Methods: Human adipose tissues were treated with hypotonic solutions, Trypsin, TritonX-100, and isopropanol to remove cells and lipids, which was proved by immunohistochemistry and DNA quantification. DAM was characterized by immunohistochemistry and scanning electron microscope (SEM). hASC viability and adhesion on DAM were tested by immunostaining. DAM was implanted subcutaneously in Fisher rats to evaluate DAM-induced immunoresponse and remodeling by H&E, Masson Trichrome, CD 4, CD 8, CD 68, CD 80, CD 163, and CD31 staining. Then raw fat grafts (Coleman technique) and engineered fat grafts (DAM combined with hASCs) were implanted subcutaneously in nude rats. Both types of implants were harvested and evaluated by H&E, CD31, and HuNu staining.

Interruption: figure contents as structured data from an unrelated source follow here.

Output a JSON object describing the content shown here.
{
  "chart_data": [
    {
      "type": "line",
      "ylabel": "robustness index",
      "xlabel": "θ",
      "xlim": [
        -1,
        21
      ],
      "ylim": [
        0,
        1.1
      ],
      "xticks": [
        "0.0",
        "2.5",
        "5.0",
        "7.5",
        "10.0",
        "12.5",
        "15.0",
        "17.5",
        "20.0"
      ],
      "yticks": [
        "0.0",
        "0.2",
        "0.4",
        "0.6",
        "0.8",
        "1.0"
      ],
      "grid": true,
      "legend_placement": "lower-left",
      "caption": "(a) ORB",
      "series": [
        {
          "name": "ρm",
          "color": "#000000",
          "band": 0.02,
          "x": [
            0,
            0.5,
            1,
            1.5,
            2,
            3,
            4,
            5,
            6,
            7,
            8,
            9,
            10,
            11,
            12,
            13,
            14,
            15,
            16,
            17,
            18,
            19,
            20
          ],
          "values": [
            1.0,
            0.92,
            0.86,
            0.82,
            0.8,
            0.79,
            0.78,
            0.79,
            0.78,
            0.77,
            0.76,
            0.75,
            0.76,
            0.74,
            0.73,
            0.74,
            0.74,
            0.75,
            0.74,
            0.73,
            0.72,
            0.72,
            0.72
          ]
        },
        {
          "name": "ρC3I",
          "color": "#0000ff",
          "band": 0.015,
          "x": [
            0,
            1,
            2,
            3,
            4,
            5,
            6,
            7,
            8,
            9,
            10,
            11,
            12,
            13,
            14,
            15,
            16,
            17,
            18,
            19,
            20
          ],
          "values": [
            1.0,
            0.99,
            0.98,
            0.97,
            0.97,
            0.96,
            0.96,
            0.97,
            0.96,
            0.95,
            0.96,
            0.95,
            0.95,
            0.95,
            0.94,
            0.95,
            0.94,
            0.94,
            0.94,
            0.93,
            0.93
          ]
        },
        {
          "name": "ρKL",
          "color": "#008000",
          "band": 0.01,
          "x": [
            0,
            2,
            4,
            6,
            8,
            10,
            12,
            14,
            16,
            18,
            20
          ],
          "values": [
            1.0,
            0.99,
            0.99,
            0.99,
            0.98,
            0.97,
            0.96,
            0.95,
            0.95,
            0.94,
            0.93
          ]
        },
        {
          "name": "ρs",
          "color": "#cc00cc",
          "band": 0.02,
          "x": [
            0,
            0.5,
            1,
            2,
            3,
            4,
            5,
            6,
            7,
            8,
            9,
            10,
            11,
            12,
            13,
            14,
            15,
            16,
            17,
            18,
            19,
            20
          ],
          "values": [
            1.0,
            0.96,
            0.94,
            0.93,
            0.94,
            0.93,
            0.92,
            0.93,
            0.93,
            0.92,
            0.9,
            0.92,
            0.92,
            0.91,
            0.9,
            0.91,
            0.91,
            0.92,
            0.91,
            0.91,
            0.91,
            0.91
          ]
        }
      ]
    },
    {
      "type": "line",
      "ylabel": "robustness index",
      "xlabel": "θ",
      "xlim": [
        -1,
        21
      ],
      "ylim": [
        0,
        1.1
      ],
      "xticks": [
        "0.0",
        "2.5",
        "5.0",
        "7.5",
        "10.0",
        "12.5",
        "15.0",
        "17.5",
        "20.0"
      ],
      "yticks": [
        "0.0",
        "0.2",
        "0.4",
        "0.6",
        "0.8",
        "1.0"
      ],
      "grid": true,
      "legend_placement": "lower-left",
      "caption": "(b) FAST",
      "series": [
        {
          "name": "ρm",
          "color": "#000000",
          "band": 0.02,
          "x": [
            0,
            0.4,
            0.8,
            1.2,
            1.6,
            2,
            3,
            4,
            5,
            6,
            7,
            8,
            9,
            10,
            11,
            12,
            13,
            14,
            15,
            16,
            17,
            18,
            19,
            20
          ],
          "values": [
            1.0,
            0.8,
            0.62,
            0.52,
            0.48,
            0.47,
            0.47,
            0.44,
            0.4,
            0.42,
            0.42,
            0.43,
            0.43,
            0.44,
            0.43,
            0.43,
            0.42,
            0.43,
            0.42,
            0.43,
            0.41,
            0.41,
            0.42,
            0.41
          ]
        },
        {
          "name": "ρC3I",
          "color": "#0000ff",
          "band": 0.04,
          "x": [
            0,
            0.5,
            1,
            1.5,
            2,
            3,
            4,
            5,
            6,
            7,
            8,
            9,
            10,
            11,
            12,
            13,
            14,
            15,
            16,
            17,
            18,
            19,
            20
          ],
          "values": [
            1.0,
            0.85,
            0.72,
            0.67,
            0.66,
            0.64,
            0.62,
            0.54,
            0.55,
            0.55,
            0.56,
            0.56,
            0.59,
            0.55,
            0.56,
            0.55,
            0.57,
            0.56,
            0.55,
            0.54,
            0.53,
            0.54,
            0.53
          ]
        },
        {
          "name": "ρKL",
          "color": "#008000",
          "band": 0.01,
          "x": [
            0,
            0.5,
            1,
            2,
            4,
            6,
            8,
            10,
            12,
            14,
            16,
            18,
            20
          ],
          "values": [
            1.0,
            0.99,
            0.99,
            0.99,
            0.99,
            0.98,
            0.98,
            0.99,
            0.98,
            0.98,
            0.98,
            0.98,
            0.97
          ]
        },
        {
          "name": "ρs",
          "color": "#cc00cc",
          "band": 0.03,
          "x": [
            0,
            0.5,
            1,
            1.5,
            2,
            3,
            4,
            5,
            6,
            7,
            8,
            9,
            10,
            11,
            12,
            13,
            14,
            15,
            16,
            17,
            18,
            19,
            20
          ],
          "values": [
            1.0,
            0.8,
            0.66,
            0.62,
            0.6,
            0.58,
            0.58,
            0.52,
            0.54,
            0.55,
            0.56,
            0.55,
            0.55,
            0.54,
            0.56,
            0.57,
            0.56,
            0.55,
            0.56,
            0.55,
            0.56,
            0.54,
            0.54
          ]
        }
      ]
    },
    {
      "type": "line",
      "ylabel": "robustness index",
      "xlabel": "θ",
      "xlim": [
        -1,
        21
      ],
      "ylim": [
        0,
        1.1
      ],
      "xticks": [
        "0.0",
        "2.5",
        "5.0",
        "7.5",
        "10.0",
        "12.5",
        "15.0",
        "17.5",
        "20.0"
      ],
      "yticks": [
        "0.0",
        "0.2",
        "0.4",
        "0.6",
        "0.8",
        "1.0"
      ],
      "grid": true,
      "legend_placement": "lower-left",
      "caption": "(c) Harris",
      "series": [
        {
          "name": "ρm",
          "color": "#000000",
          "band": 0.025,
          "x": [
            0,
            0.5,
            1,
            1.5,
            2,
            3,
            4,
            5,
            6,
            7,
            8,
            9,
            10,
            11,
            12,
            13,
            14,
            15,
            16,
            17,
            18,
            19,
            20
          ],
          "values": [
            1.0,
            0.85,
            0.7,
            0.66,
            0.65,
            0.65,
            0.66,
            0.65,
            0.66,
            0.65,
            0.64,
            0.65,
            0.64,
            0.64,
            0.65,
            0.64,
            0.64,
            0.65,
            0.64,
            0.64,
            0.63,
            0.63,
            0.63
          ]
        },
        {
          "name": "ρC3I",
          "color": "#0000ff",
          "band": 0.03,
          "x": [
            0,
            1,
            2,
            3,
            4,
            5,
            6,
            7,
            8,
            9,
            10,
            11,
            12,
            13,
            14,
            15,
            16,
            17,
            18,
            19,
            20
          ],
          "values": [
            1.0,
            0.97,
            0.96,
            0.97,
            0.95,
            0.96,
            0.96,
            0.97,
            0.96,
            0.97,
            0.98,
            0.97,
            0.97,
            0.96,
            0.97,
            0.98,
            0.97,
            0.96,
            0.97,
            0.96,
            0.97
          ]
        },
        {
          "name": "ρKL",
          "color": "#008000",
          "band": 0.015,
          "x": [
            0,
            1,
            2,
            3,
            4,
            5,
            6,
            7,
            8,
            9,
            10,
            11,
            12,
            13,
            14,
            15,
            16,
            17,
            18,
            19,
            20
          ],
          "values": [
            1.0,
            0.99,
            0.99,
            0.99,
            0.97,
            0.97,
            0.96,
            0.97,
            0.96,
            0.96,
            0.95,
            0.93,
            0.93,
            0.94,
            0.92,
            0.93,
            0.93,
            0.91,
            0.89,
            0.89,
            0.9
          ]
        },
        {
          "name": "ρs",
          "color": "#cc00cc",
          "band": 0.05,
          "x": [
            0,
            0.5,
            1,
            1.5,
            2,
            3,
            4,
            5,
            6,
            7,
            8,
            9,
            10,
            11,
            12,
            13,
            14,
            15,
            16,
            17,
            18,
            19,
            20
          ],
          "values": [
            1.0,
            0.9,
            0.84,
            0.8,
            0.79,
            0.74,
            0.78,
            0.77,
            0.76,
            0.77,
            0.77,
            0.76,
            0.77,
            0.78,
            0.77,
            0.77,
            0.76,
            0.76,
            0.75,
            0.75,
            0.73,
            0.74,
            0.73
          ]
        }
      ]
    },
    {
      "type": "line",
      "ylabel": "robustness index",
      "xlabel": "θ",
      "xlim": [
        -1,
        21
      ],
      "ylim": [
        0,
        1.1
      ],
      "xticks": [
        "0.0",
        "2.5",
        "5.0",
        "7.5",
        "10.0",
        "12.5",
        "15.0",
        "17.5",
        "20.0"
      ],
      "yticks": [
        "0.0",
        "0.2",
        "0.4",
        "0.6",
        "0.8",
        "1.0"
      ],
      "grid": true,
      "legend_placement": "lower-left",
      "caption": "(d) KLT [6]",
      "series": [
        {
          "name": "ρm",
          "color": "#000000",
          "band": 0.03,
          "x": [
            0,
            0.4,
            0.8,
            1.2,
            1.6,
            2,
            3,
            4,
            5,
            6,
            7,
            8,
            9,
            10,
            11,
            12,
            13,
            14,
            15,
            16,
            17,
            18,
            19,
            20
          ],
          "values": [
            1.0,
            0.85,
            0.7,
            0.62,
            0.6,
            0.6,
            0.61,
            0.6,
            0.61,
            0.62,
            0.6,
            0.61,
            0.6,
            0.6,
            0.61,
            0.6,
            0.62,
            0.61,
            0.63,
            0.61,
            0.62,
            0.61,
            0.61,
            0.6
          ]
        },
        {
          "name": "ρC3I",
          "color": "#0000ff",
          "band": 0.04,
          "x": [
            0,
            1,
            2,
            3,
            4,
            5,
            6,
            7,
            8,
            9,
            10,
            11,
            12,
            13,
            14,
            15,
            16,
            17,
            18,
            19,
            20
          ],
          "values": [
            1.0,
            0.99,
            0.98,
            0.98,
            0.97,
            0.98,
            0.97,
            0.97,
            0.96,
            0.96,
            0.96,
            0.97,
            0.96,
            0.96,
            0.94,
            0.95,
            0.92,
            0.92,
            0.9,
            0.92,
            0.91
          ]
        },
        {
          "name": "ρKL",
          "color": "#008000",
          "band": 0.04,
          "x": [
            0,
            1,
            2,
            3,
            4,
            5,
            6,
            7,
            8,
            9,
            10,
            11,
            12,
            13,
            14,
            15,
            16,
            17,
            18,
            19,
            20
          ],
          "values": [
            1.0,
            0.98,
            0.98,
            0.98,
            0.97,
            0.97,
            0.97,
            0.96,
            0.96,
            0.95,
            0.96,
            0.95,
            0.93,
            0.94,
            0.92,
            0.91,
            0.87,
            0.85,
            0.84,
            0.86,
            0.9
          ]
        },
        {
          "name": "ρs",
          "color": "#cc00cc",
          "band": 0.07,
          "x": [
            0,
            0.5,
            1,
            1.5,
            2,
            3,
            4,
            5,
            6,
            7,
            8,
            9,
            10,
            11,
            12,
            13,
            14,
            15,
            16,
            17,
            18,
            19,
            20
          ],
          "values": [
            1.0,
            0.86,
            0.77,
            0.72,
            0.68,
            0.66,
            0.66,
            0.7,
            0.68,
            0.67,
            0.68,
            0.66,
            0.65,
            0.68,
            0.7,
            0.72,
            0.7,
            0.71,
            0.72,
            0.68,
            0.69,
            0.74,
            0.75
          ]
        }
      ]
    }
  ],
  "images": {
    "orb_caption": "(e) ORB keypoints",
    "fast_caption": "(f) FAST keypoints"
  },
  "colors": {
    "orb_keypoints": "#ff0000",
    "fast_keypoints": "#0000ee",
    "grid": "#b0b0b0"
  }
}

Results: Negative H&E and DAPI staining and oil red O staining in DAM confirmed the absence of cells and lipids, respectively. DNA quantification further confirmed DNA removal in DAM. SEM images of DAM showed three-dimensional nanofibrous architecture. Masson Trichrome and immunohistological staining indicated that DAM was composed of collagen, laminin, and VEGF but lacked major histocompatibility complex antigen 1. hASCs were successfully integrated with DAM. hASCs established adhesion and kept proliferation on DAM in vitro. In vivo animal test demonstrated that DAM did not cause immunogenic response (few CD4+ and CD8+; completely CD68-, CD80-, and CD163-) in Fisher rats. Cell infiltration, vascularization and adipose cell-like structures were observed in DAM implanted in Fisher rats. In nude rats, implanted raw fat grafts were remodeled and replaced from the outer layer to the inner by host cells and blood vessels. Engineered fat grafts remained at week 8; hASCs contributed to adipose-like structure formation (HuNu+) while host cells formed blood vessels (CD31+/HuNu-).

Conclusion: Our study suggests engineered fat grafts (DAM combined with hASCs) may have significant potential applications in adipose tissue engineering.